Fourth Sunday of Advent
“He shall be peace.” (Malachi 5:4) With these words the prophet sums up the person of the Messiah who is promised to the people who await His coming. There are many things which God promises about the Messiah through the prophets; prophecies which we have heard proclaimed throughout Advent. The characteristics of his birth, his maturing, and again and again what the Messiah will do for His people and indeed for the whole of creation. And today, the prophecy we hear goes even further. Malachi tells us who the Messiah is: “He shall be peace.”
Peace incarnate.
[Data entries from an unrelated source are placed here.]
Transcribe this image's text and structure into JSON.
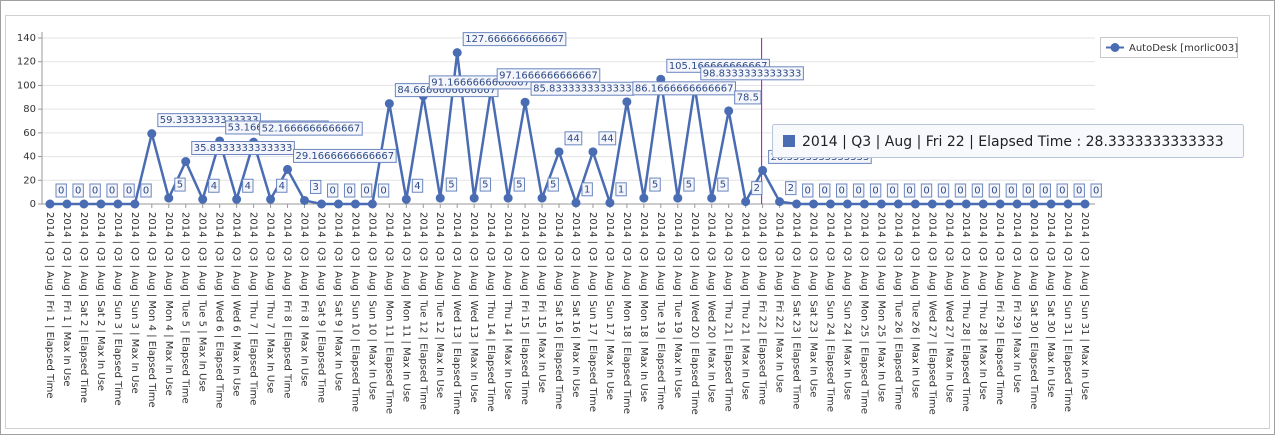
{
  "chart_data": {
    "type": "line",
    "categories": [
      "2014 | Q3 | Aug | Fri 1 | Elapsed Time",
      "2014 | Q3 | Aug | Fri 1 | Max In Use",
      "2014 | Q3 | Aug | Sat 2 | Elapsed Time",
      "2014 | Q3 | Aug | Sat 2 | Max In Use",
      "2014 | Q3 | Aug | Sun 3 | Elapsed Time",
      "2014 | Q3 | Aug | Sun 3 | Max In Use",
      "2014 | Q3 | Aug | Mon 4 | Elapsed Time",
      "2014 | Q3 | Aug | Mon 4 | Max In Use",
      "2014 | Q3 | Aug | Tue 5 | Elapsed Time",
      "2014 | Q3 | Aug | Tue 5 | Max In Use",
      "2014 | Q3 | Aug | Wed 6 | Elapsed Time",
      "2014 | Q3 | Aug | Wed 6 | Max In Use",
      "2014 | Q3 | Aug | Thu 7 | Elapsed Time",
      "2014 | Q3 | Aug | Thu 7 | Max In Use",
      "2014 | Q3 | Aug | Fri 8 | Elapsed Time",
      "2014 | Q3 | Aug | Fri 8 | Max In Use",
      "2014 | Q3 | Aug | Sat 9 | Elapsed Time",
      "2014 | Q3 | Aug | Sat 9 | Max In Use",
      "2014 | Q3 | Aug | Sun 10 | Elapsed Time",
      "2014 | Q3 | Aug | Sun 10 | Max In Use",
      "2014 | Q3 | Aug | Mon 11 | Elapsed Time",
      "2014 | Q3 | Aug | Mon 11 | Max In Use",
      "2014 | Q3 | Aug | Tue 12 | Elapsed Time",
      "2014 | Q3 | Aug | Tue 12 | Max In Use",
      "2014 | Q3 | Aug | Wed 13 | Elapsed Time",
      "2014 | Q3 | Aug | Wed 13 | Max In Use",
      "2014 | Q3 | Aug | Thu 14 | Elapsed Time",
      "2014 | Q3 | Aug | Thu 14 | Max In Use",
      "2014 | Q3 | Aug | Fri 15 | Elapsed Time",
      "2014 | Q3 | Aug | Fri 15 | Max In Use",
      "2014 | Q3 | Aug | Sat 16 | Elapsed Time",
      "2014 | Q3 | Aug | Sat 16 | Max In Use",
      "2014 | Q3 | Aug | Sun 17 | Elapsed Time",
      "2014 | Q3 | Aug | Sun 17 | Max In Use",
      "2014 | Q3 | Aug | Mon 18 | Elapsed Time",
      "2014 | Q3 | Aug | Mon 18 | Max In Use",
      "2014 | Q3 | Aug | Tue 19 | Elapsed Time",
      "2014 | Q3 | Aug | Tue 19 | Max In Use",
      "2014 | Q3 | Aug | Wed 20 | Elapsed Time",
      "2014 | Q3 | Aug | Wed 20 | Max In Use",
      "2014 | Q3 | Aug | Thu 21 | Elapsed Time",
      "2014 | Q3 | Aug | Thu 21 | Max In Use",
      "2014 | Q3 | Aug | Fri 22 | Elapsed Time",
      "2014 | Q3 | Aug | Fri 22 | Max In Use",
      "2014 | Q3 | Aug | Sat 23 | Elapsed Time",
      "2014 | Q3 | Aug | Sat 23 | Max In Use",
      "2014 | Q3 | Aug | Sun 24 | Elapsed Time",
      "2014 | Q3 | Aug | Sun 24 | Max In Use",
      "2014 | Q3 | Aug | Mon 25 | Elapsed Time",
      "2014 | Q3 | Aug | Mon 25 | Max In Use",
      "2014 | Q3 | Aug | Tue 26 | Elapsed Time",
      "2014 | Q3 | Aug | Tue 26 | Max In Use",
      "2014 | Q3 | Aug | Wed 27 | Elapsed Time",
      "2014 | Q3 | Aug | Wed 27 | Max In Use",
      "2014 | Q3 | Aug | Thu 28 | Elapsed Time",
      "2014 | Q3 | Aug | Thu 28 | Max In Use",
      "2014 | Q3 | Aug | Fri 29 | Elapsed Time",
      "2014 | Q3 | Aug | Fri 29 | Max In Use",
      "2014 | Q3 | Aug | Sat 30 | Elapsed Time",
      "2014 | Q3 | Aug | Sat 30 | Max In Use",
      "2014 | Q3 | Aug | Sun 31 | Elapsed Time",
      "2014 | Q3 | Aug | Sun 31 | Max In Use"
    ],
    "series": [
      {
        "name": "AutoDesk [morlic003]",
        "color": "#4a6cb3",
        "values": [
          0,
          0,
          0,
          0,
          0,
          0,
          59.3333333333333,
          5,
          35.8333333333333,
          4,
          53.1666666666667,
          4,
          52.1666666666667,
          4,
          29.1666666666667,
          3,
          0,
          0,
          0,
          0,
          84.6666666666667,
          4,
          91.1666666666667,
          5,
          127.666666666667,
          5,
          97.1666666666667,
          5,
          85.8333333333333,
          5,
          44,
          1,
          44,
          1,
          86.1666666666667,
          5,
          105.166666666667,
          5,
          98.8333333333333,
          5,
          78.5,
          2,
          28.3333333333333,
          2,
          0,
          0,
          0,
          0,
          0,
          0,
          0,
          0,
          0,
          0,
          0,
          0,
          0,
          0,
          0,
          0,
          0,
          0
        ]
      }
    ],
    "ylim": [
      0,
      140
    ],
    "yticks": [
      0,
      20,
      40,
      60,
      80,
      100,
      120,
      140
    ],
    "grid": true,
    "legend": "top-right",
    "tooltip": {
      "text": "2014 | Q3 | Aug | Fri 22 | Elapsed Time : 28.3333333333333",
      "index": 42
    }
  }
}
Certainly in a world with so many conflicts between nations, between peoples, with tensions of so many kinds seeping into families and friendships, certainly in such a world there is a desperate need for peace. Certainly there is a desperate need for such a Messiah. Yet, what will open my heart to realize my need for this peace? What will open my eyes to see Christ as the one whom I desire and the one whose coming will give me joy in the place of longing?
Today, in the few days remaining before Christmas, let us take a moment of silence to lift our unsettled hearts and lives and world up to the Lord. In silence, perhaps also in the sacrament of confession, let us offer our arguments and battles and angers and grudges to the Messiah who has been promised us, to Peace incarnate. Let us ask for the grace to watch eagerly for His coming, so that he may receive us, that He may receive all our need for Him, and that we may receive this One who so desires to give us His peace.